SESOBEK SURAT KECIL BUAT BAPAK JOKOWI-JK
Tidak
pernah terbayangkan dalam benak saya, jika pada akhirnya, Jokowi-JK yang aku
pilih, bertekuk lutut pada partai. Jargon yang dia ungkapkan semasa kampanye,
hanya sebatas retorik licik berakar politik. Maka, kekecewaan saya pun
berlarut, berurat, dan berakar.
Semula,
saya banyak berharap dari Pak Jokowi. Kesederhanaannya, membangkitkan asa yang
begitu besar. Ditambah lagi dengan 'blusukannya' mengingatkan saya pada Sahabat
Umar bin Khattab.
"Inilah
presiden yang saya banggakan!"
Begitu
kira-kira pikiran saya berharap. Berharap agar rakyat lebih sejahtera. Berharap
agar BBM tidak naik, dan tidak naik lagi. Berharap agar bahan-bahan pokok tidak
mencekik. Berharap agar korupsi tidak semakin menjadi-jadi. Berharap agar tidak
ada kriminalisasi. Berharap agar hukum dan keadilan semakin mumpuni. Dan masih
banyak lagi, harapan-haran yang lainnya.
Ahh,,,
Ternyata harapan itu sia-sia. Berharap hujan di musim kemarau, berharap mimpi
di saat terjaga.
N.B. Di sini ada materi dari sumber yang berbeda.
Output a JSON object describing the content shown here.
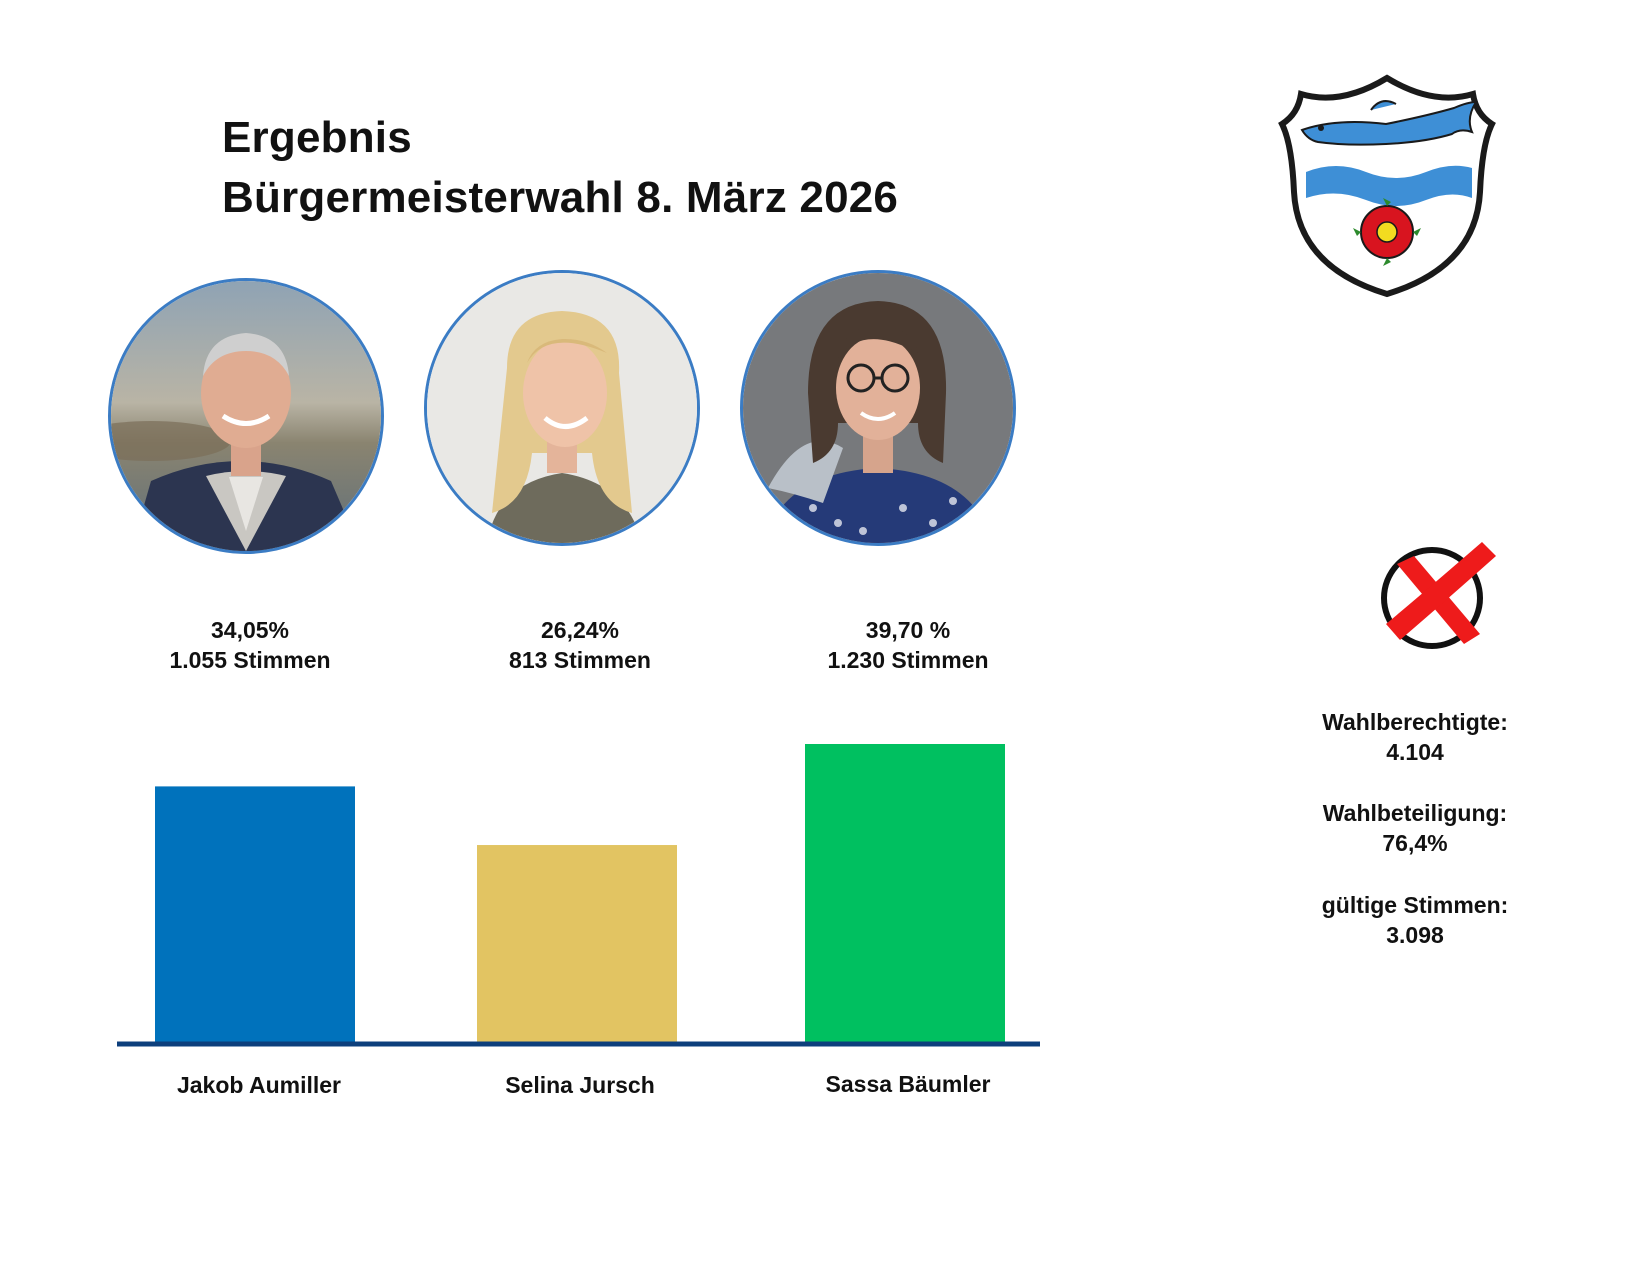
{
  "header": {
    "title_line1": "Ergebnis",
    "title_line2": "Bürgermeisterwahl 8. März 2026"
  },
  "candidates": [
    {
      "percent_text": "34,05%",
      "votes_text": "1.055 Stimmen",
      "name": "Jakob Aumiller",
      "photo_icon": "portrait-man-icon"
    },
    {
      "percent_text": "26,24%",
      "votes_text": "813 Stimmen",
      "name": "Selina Jursch",
      "photo_icon": "portrait-woman-blonde-icon"
    },
    {
      "percent_text": "39,70 %",
      "votes_text": "1.230 Stimmen",
      "name": "Sassa Bäumler",
      "photo_icon": "portrait-woman-glasses-icon"
    }
  ],
  "sidebar": {
    "eligible_label": "Wahlberechtigte:",
    "eligible_value": "4.104",
    "turnout_label": "Wahlbeteiligung:",
    "turnout_value": "76,4%",
    "valid_label": "gültige Stimmen:",
    "valid_value": "3.098",
    "crest_icon": "municipal-coat-of-arms-icon",
    "ballot_icon": "ballot-cross-icon"
  },
  "colors": {
    "axis": "#0d3f7c",
    "portrait_border": "#3b7cc4"
  },
  "chart_data": {
    "type": "bar",
    "categories": [
      "Jakob Aumiller",
      "Selina Jursch",
      "Sassa Bäumler"
    ],
    "values": [
      1055,
      813,
      1230
    ],
    "colors": [
      "#0072bc",
      "#e2c462",
      "#00c060"
    ],
    "xlabel": "",
    "ylabel": "",
    "ylim": [
      0,
      1230
    ],
    "grid": false,
    "legend": "none"
  }
}
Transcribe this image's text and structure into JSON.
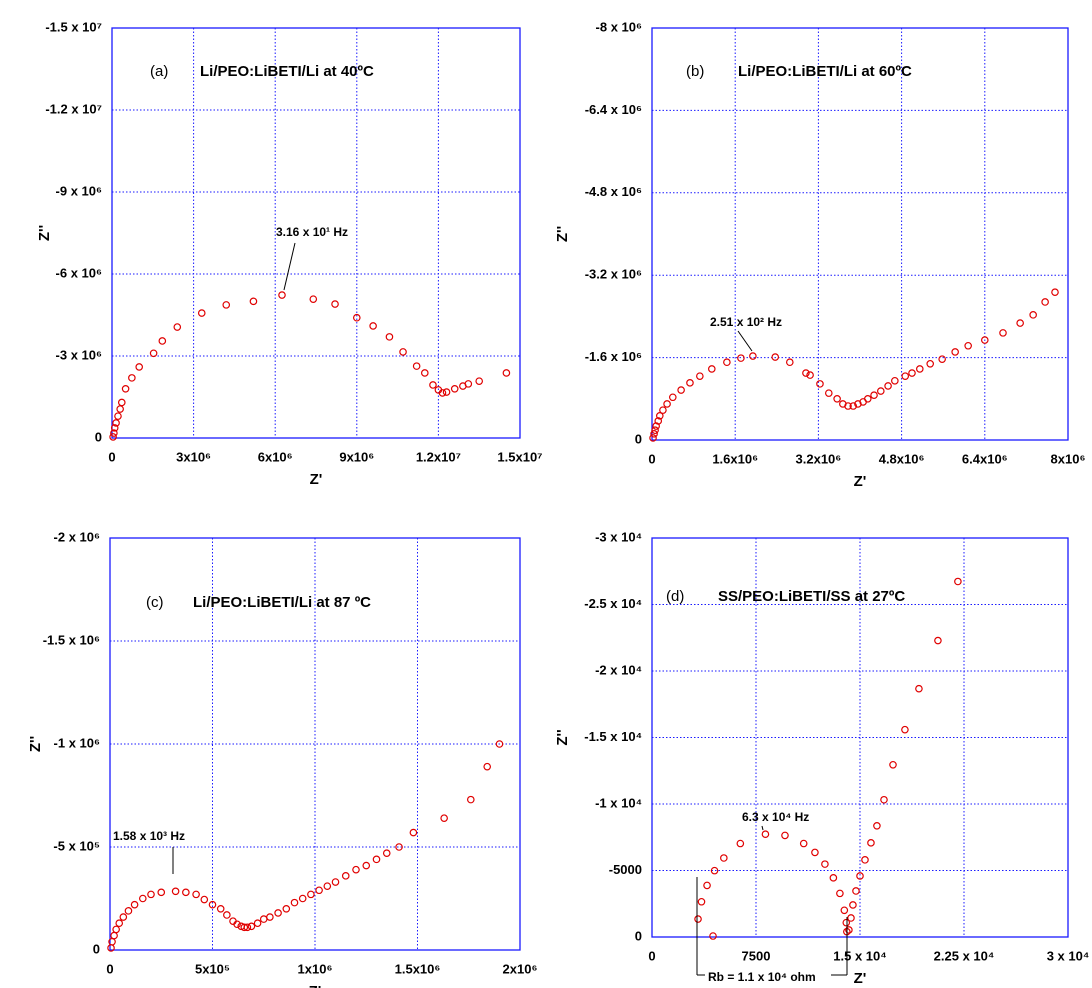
{
  "chart_data": [
    {
      "type": "scatter",
      "label": "(a)",
      "title": "Li/PEO:LiBETI/Li at 40ºC",
      "x_label": "Z'",
      "y_label": "Z''",
      "color": "#e00000",
      "grid": true,
      "xlim": [
        0,
        15000000.0
      ],
      "ylim": [
        0,
        -15000000.0
      ],
      "xticks": [
        0,
        {
          "value": 3000000.0,
          "label": "3x10⁶"
        },
        {
          "value": 6000000.0,
          "label": "6x10⁶"
        },
        {
          "value": 9000000.0,
          "label": "9x10⁶"
        },
        {
          "value": 12000000.0,
          "label": "1.2x10⁷"
        },
        {
          "value": 15000000.0,
          "label": "1.5x10⁷"
        }
      ],
      "yticks": [
        0,
        {
          "value": -3000000.0,
          "label": "-3 x 10⁶"
        },
        {
          "value": -6000000.0,
          "label": "-6 x 10⁶"
        },
        {
          "value": -9000000.0,
          "label": "-9 x 10⁶"
        },
        {
          "value": -12000000.0,
          "label": "-1.2 x 10⁷"
        },
        {
          "value": -15000000.0,
          "label": "-1.5 x 10⁷"
        }
      ],
      "annotations": [
        "3.16 x 10¹ Hz"
      ],
      "x": [
        40000.0,
        70000.0,
        100000.0,
        150000.0,
        220000.0,
        300000.0,
        360000.0,
        500000.0,
        730000.0,
        1000000.0,
        1530000.0,
        1850000.0,
        2400000.0,
        3300000.0,
        4200000.0,
        5200000.0,
        6250000.0,
        7400000.0,
        8200000.0,
        9000000.0,
        9600000.0,
        10200000.0,
        10700000.0,
        11200000.0,
        11500000.0,
        11800000.0,
        12000000.0,
        12150000.0,
        12300000.0,
        12600000.0,
        12900000.0,
        13100000.0,
        13500000.0,
        14500000.0
      ],
      "values": [
        -40000.0,
        -180000.0,
        -370000.0,
        -550000.0,
        -800000.0,
        -1060000.0,
        -1300000.0,
        -1800000.0,
        -2200000.0,
        -2600000.0,
        -3100000.0,
        -3550000.0,
        -4060000.0,
        -4570000.0,
        -4870000.0,
        -5000000.0,
        -5230000.0,
        -5080000.0,
        -4900000.0,
        -4400000.0,
        -4100000.0,
        -3700000.0,
        -3150000.0,
        -2630000.0,
        -2380000.0,
        -1940000.0,
        -1760000.0,
        -1650000.0,
        -1680000.0,
        -1800000.0,
        -1900000.0,
        -1980000.0,
        -2080000.0,
        -2380000.0
      ]
    },
    {
      "type": "scatter",
      "label": "(b)",
      "title": "Li/PEO:LiBETI/Li at 60ºC",
      "x_label": "Z'",
      "y_label": "Z''",
      "color": "#e00000",
      "grid": true,
      "xlim": [
        0,
        8000000.0
      ],
      "ylim": [
        0,
        -8000000.0
      ],
      "xticks": [
        0,
        {
          "value": 1600000.0,
          "label": "1.6x10⁶"
        },
        {
          "value": 3200000.0,
          "label": "3.2x10⁶"
        },
        {
          "value": 4800000.0,
          "label": "4.8x10⁶"
        },
        {
          "value": 6400000.0,
          "label": "6.4x10⁶"
        },
        {
          "value": 8000000.0,
          "label": "8x10⁶"
        }
      ],
      "yticks": [
        0,
        {
          "value": -1600000.0,
          "label": "-1.6 x 10⁶"
        },
        {
          "value": -3200000.0,
          "label": "-3.2 x 10⁶"
        },
        {
          "value": -4800000.0,
          "label": "-4.8 x 10⁶"
        },
        {
          "value": -6400000.0,
          "label": "-6.4 x 10⁶"
        },
        {
          "value": -8000000.0,
          "label": "-8 x 10⁶"
        }
      ],
      "annotations": [
        "2.51 x 10² Hz"
      ],
      "x": [
        20000.0,
        40000.0,
        60000.0,
        80000.0,
        120000.0,
        150000.0,
        210000.0,
        290000.0,
        400000.0,
        560000.0,
        730000.0,
        920000.0,
        1150000.0,
        1440000.0,
        1710000.0,
        1940000.0,
        2370000.0,
        2650000.0,
        2960000.0,
        3040000.0,
        3230000.0,
        3400000.0,
        3560000.0,
        3670000.0,
        3770000.0,
        3870000.0,
        3960000.0,
        4060000.0,
        4150000.0,
        4270000.0,
        4400000.0,
        4540000.0,
        4670000.0,
        4870000.0,
        5000000.0,
        5150000.0,
        5350000.0,
        5580000.0,
        5830000.0,
        6080000.0,
        6400000.0,
        6750000.0,
        7080000.0,
        7330000.0,
        7560000.0,
        7750000.0
      ],
      "values": [
        -40000.0,
        -120000.0,
        -190000.0,
        -270000.0,
        -370000.0,
        -470000.0,
        -580000.0,
        -700000.0,
        -830000.0,
        -970000.0,
        -1110000.0,
        -1240000.0,
        -1380000.0,
        -1510000.0,
        -1590000.0,
        -1630000.0,
        -1610000.0,
        -1510000.0,
        -1300000.0,
        -1260000.0,
        -1090000.0,
        -910000.0,
        -800000.0,
        -700000.0,
        -660000.0,
        -660000.0,
        -700000.0,
        -740000.0,
        -800000.0,
        -870000.0,
        -950000.0,
        -1050000.0,
        -1150000.0,
        -1240000.0,
        -1300000.0,
        -1380000.0,
        -1480000.0,
        -1570000.0,
        -1710000.0,
        -1830000.0,
        -1940000.0,
        -2080000.0,
        -2270000.0,
        -2430000.0,
        -2680000.0,
        -2870000.0
      ]
    },
    {
      "type": "scatter",
      "label": "(c)",
      "title": "Li/PEO:LiBETI/Li at 87 ºC",
      "x_label": "Z'",
      "y_label": "Z''",
      "color": "#e00000",
      "grid": true,
      "xlim": [
        0,
        2000000.0
      ],
      "ylim": [
        0,
        -2000000.0
      ],
      "xticks": [
        0,
        {
          "value": 500000.0,
          "label": "5x10⁵"
        },
        {
          "value": 1000000.0,
          "label": "1x10⁶"
        },
        {
          "value": 1500000.0,
          "label": "1.5x10⁶"
        },
        {
          "value": 2000000.0,
          "label": "2x10⁶"
        }
      ],
      "yticks": [
        0,
        {
          "value": -500000.0,
          "label": "-5 x 10⁵"
        },
        {
          "value": -1000000.0,
          "label": "-1 x 10⁶"
        },
        {
          "value": -1500000.0,
          "label": "-1.5 x 10⁶"
        },
        {
          "value": -2000000.0,
          "label": "-2 x 10⁶"
        }
      ],
      "annotations": [
        "1.58 x 10³ Hz"
      ],
      "x": [
        5000.0,
        10000.0,
        20000.0,
        30000.0,
        45000.0,
        65000.0,
        90000.0,
        120000.0,
        160000.0,
        200000.0,
        250000.0,
        320000.0,
        370000.0,
        420000.0,
        460000.0,
        500000.0,
        540000.0,
        570000.0,
        600000.0,
        620000.0,
        640000.0,
        655000.0,
        670000.0,
        690000.0,
        720000.0,
        750000.0,
        780000.0,
        820000.0,
        860000.0,
        900000.0,
        940000.0,
        980000.0,
        1020000.0,
        1060000.0,
        1100000.0,
        1150000.0,
        1200000.0,
        1250000.0,
        1300000.0,
        1350000.0,
        1410000.0,
        1480000.0,
        1630000.0,
        1760000.0,
        1840000.0,
        1900000.0
      ],
      "values": [
        -10000.0,
        -40000.0,
        -70000.0,
        -100000.0,
        -130000.0,
        -160000.0,
        -190000.0,
        -220000.0,
        -250000.0,
        -270000.0,
        -280000.0,
        -285000.0,
        -280000.0,
        -270000.0,
        -245000.0,
        -220000.0,
        -200000.0,
        -170000.0,
        -140000.0,
        -125000.0,
        -115000.0,
        -110000.0,
        -110000.0,
        -115000.0,
        -130000.0,
        -150000.0,
        -160000.0,
        -180000.0,
        -200000.0,
        -230000.0,
        -250000.0,
        -270000.0,
        -290000.0,
        -310000.0,
        -330000.0,
        -360000.0,
        -390000.0,
        -410000.0,
        -440000.0,
        -470000.0,
        -500000.0,
        -570000.0,
        -640000.0,
        -730000.0,
        -890000.0,
        -1000000.0
      ]
    },
    {
      "type": "scatter",
      "label": "(d)",
      "title": "SS/PEO:LiBETI/SS at 27ºC",
      "x_label": "Z'",
      "y_label": "Z''",
      "color": "#e00000",
      "grid": true,
      "xlim": [
        0,
        30000.0
      ],
      "ylim": [
        0,
        -30000.0
      ],
      "xticks": [
        0,
        7500,
        {
          "value": 15000.0,
          "label": "1.5 x 10⁴"
        },
        {
          "value": 22500.0,
          "label": "2.25 x 10⁴"
        },
        {
          "value": 30000.0,
          "label": "3 x 10⁴"
        }
      ],
      "yticks": [
        0,
        -5000,
        {
          "value": -10000.0,
          "label": "-1 x 10⁴"
        },
        {
          "value": -15000.0,
          "label": "-1.5 x 10⁴"
        },
        {
          "value": -20000.0,
          "label": "-2 x 10⁴"
        },
        {
          "value": -25000.0,
          "label": "-2.5 x 10⁴"
        },
        {
          "value": -30000.0,
          "label": "-3 x 10⁴"
        }
      ],
      "annotations": [
        "6.3 x 10⁴ Hz",
        "Rb = 1.1 x 10⁴ ohm"
      ],
      "x": [
        4400,
        3320,
        3570,
        3970,
        4510,
        5180,
        6370,
        8180,
        9590,
        10940,
        11750,
        12470,
        13080,
        13550,
        13870,
        14010,
        14050,
        14200,
        14350,
        14490,
        14710,
        15000,
        15360,
        15790,
        16220,
        16730,
        17380,
        18240,
        19250,
        20620,
        22060
      ],
      "values": [
        -75,
        -1350,
        -2650,
        -3880,
        -4990,
        -5940,
        -7030,
        -7730,
        -7640,
        -7030,
        -6360,
        -5480,
        -4450,
        -3280,
        -2010,
        -1080,
        -400,
        -530,
        -1430,
        -2410,
        -3460,
        -4590,
        -5800,
        -7080,
        -8360,
        -10320,
        -12950,
        -15590,
        -18670,
        -22290,
        -26730
      ]
    }
  ]
}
Saya semakin apatis terhadap pemerintahan ini, meski tidak
sampai pada tingkat nadir. Karena saya masih ingin ada perubahan. Ada
kebijakan-kebijakan yang memihak kepada rakyat kecil. Saya pun tidak pernah
berhenti berharap, doa yang selalu saya panjatkan. Semoga masih ada oase di
padang gersang. Masih berharap embun di puncak kemarau.
Tentu,
sesiapa pun presidennya tidak dapat dipastikan terjadi perubahan. Perubahan ke
arah yang positif tentunya. Karena presiden kita saat ini, dibayang-bayangi
oleh situasi sekitar. Politik terkadang membawa dampak yang absurd. Keinginan
pribadi terkebiri oleh kemauan partai yang mengusungnya. Tapi, haruskah
kepentingan rakyat ter-marjinal-kan?
Kecewa?
Tentu! Karena presiden yang saya gadang-gadang, yang saya sanjung-sanjung,
tidak sebagaimana yang saya harapkan. Jokowi-JK tidak seperti yang saya
bayangkan. Bukan orang tua yang sayang akan anaknya (baca: rakyat kecil). Bukan
sahabat yang akan menolong sahabat lainnya yang 'kelaparan.' Tetapi, mereka
berada di balik bayang-bayang partai, penentu kebijakan yang meng-atasnama-kan
golongan. Bolehlah saya uangkap sebagai 'boneka', atau sapi perah yang diambil
manfaatnya, kemudian digiring ke tempat 'jagal.'
Adakah
saya terlalu emosional dalam perkara ini? Bisa mungkin, pun bisa tidak. Apapun
alasannya, saya telah memilih. Maka pilihan saya harus saya
pertanggungjawabkan. Dengan cara apa? Tentu dengan cara mengingatkan. Meski
hanya sebatas Sesobek Surat Lusuh ini, harapan untuk kembali pada jalan
kebenaran harus tetap diupayakan.
Saya
tidak berharap suksesi di tengah jalan. Karena akan begitu banyak makan korban.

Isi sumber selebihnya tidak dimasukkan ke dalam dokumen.